You are also right, we might need to include an ocean somehow in a new iteration of the building 🙂
I also have doubts about the floor plan. But mine is a different one. – probably the opposite of yours? Why should science the be the basis? Granted, the discovery and the scientific explanation needs to be there. But everything from there on is social.
Katharina,
Katharina,
good post. Worth working on it in more detail.
Don’t shoot thas pianist, though – it’s all we’ve got. Analogy is informed “trial and error” – a Bayesian process.
As for the “building” – I’d query the floor plan: science => economy => society (whatever it may mean) => law and governance. It is regrettable that we give so much weight to “economy” – rather than to material life.
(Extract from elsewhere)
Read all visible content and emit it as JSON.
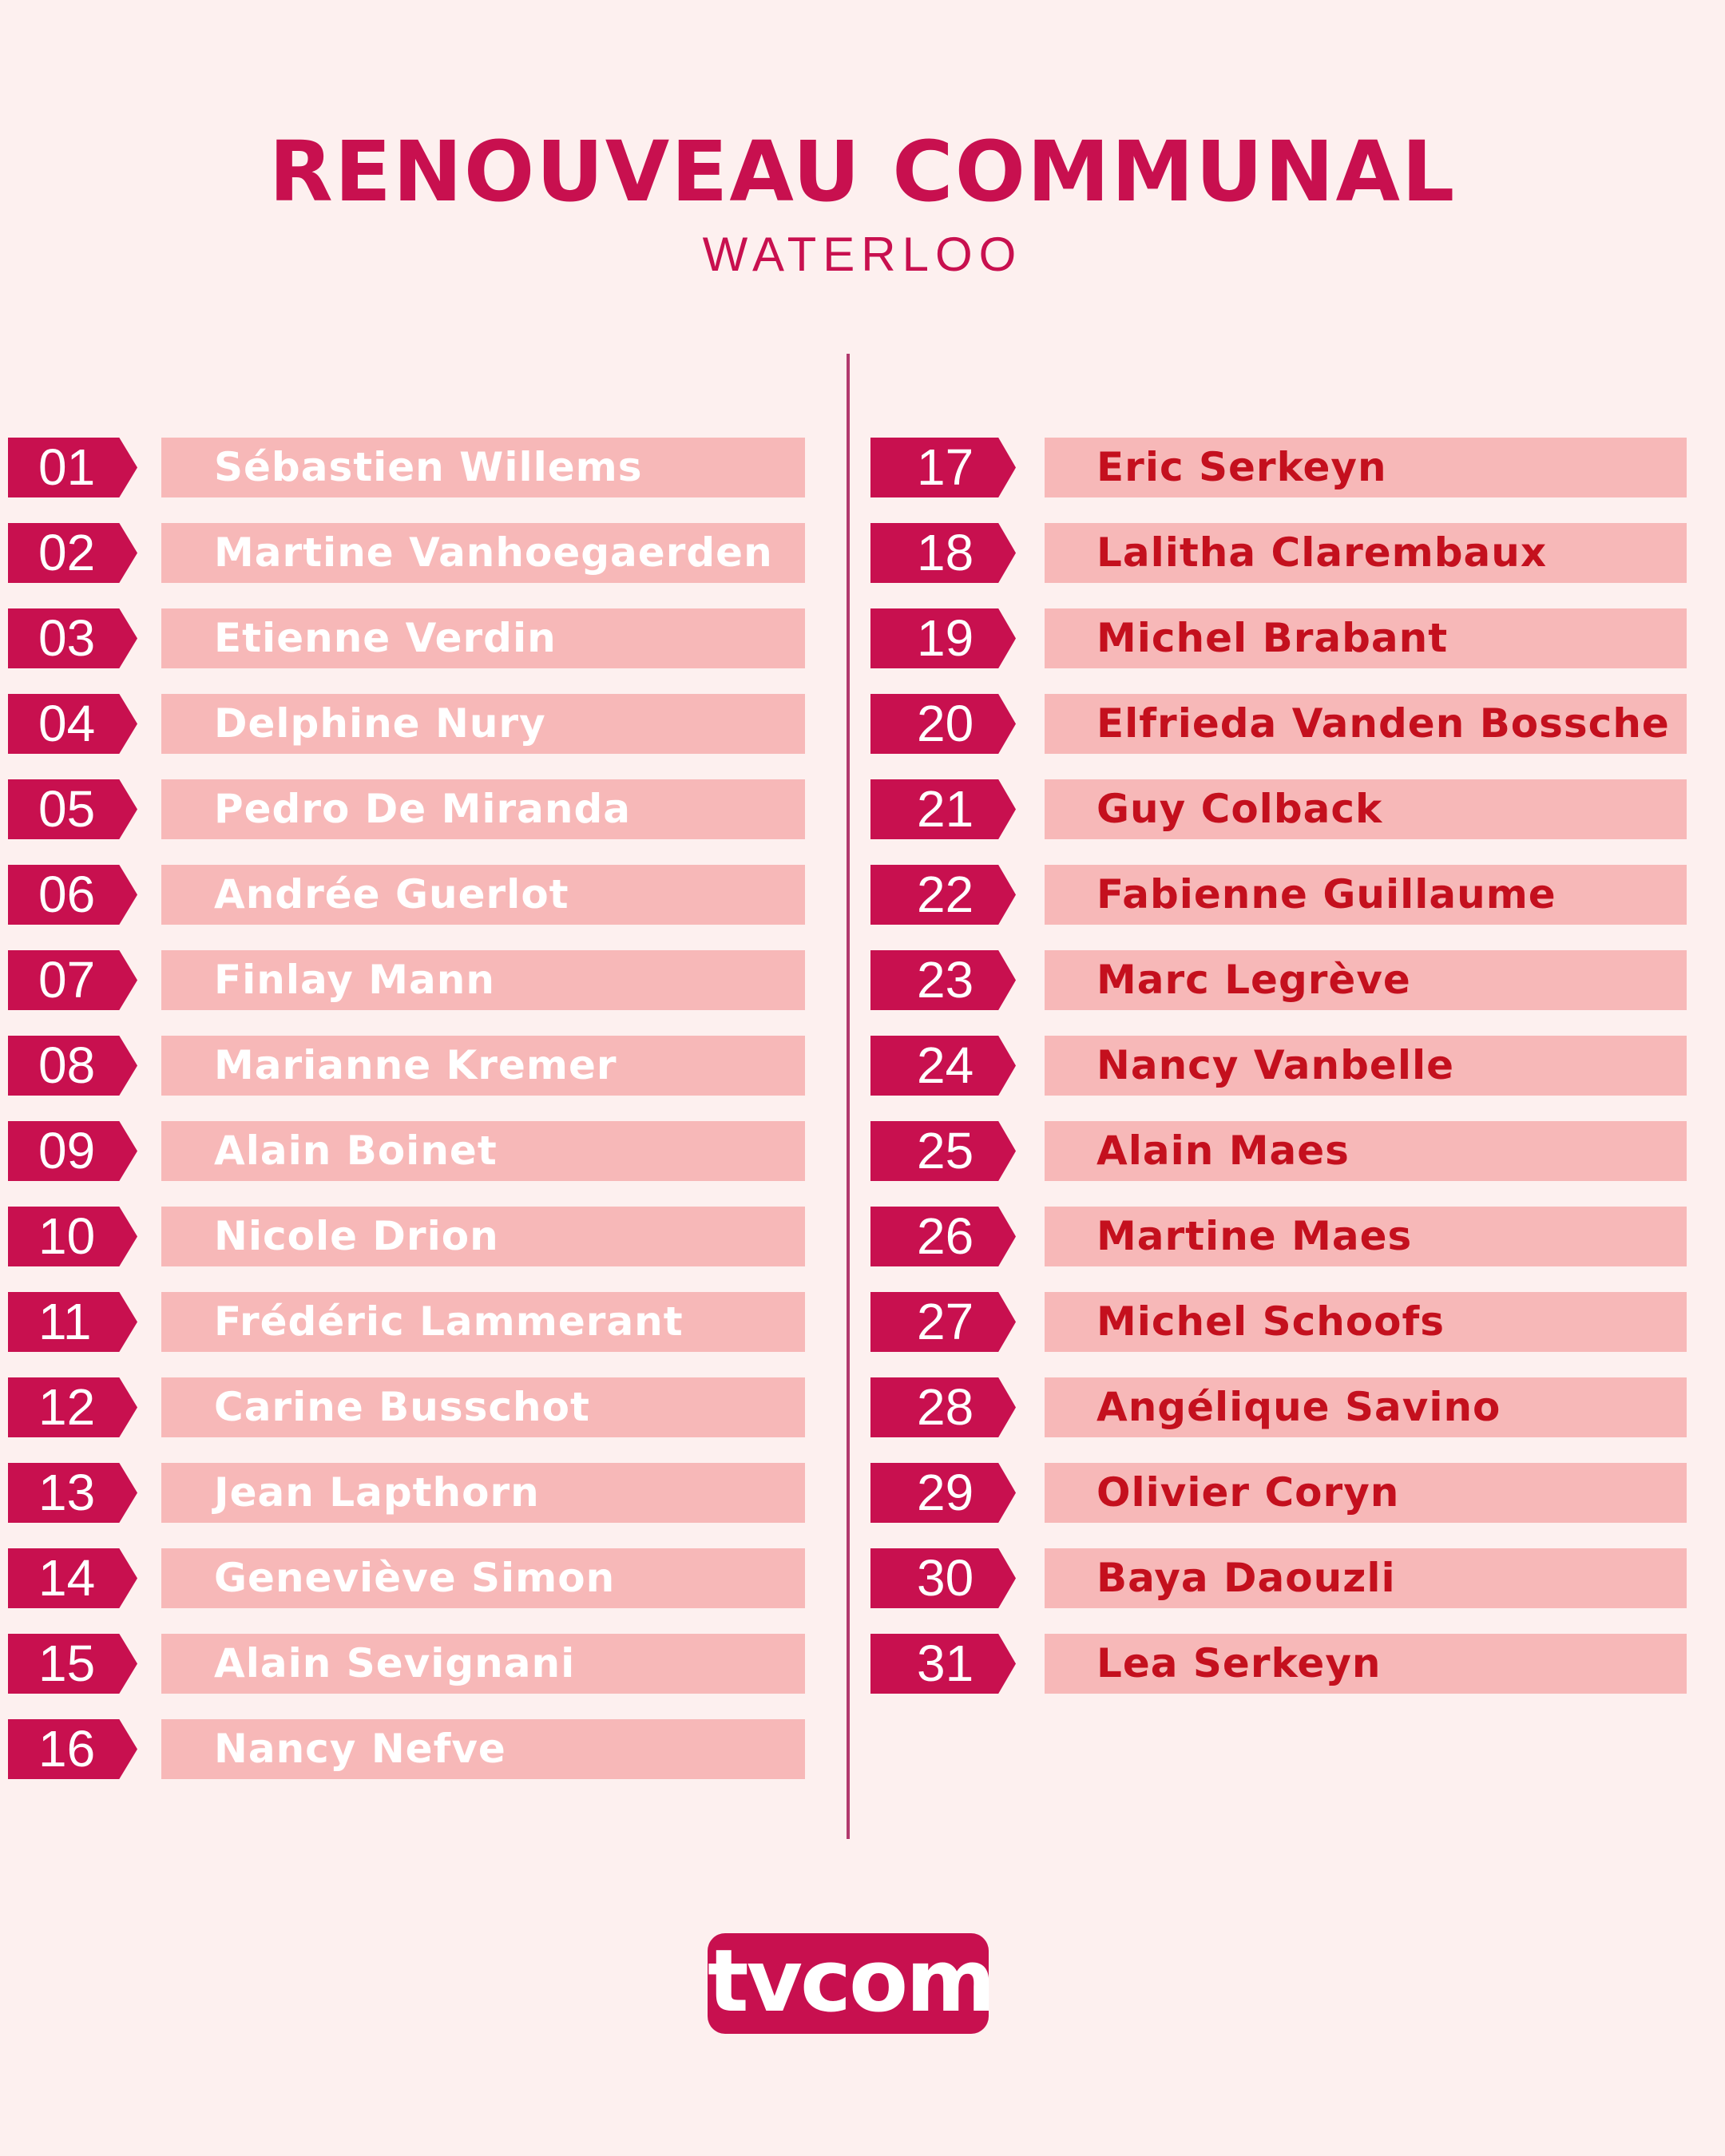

Also, you make it all deliberative and conscious – my take would be that 95% of what we do is unconscious (i.e. reflexive). Just like “culture” is mostly uncoscious. We fool ourselves when we believe that it is just a matter of “political will”. We hardly understand how we subconsciously interact with the environment (niche-formation).
Finally, on the science side – the game will be played out in the oceans, not on land, and well beyond the range of our measures. Ocean acidification was not even realised until about 2000. Even today,it is just beginning to be in the news. Yet the speed of ocean acidification is matching the figures of the Permian extinction- the largest ever.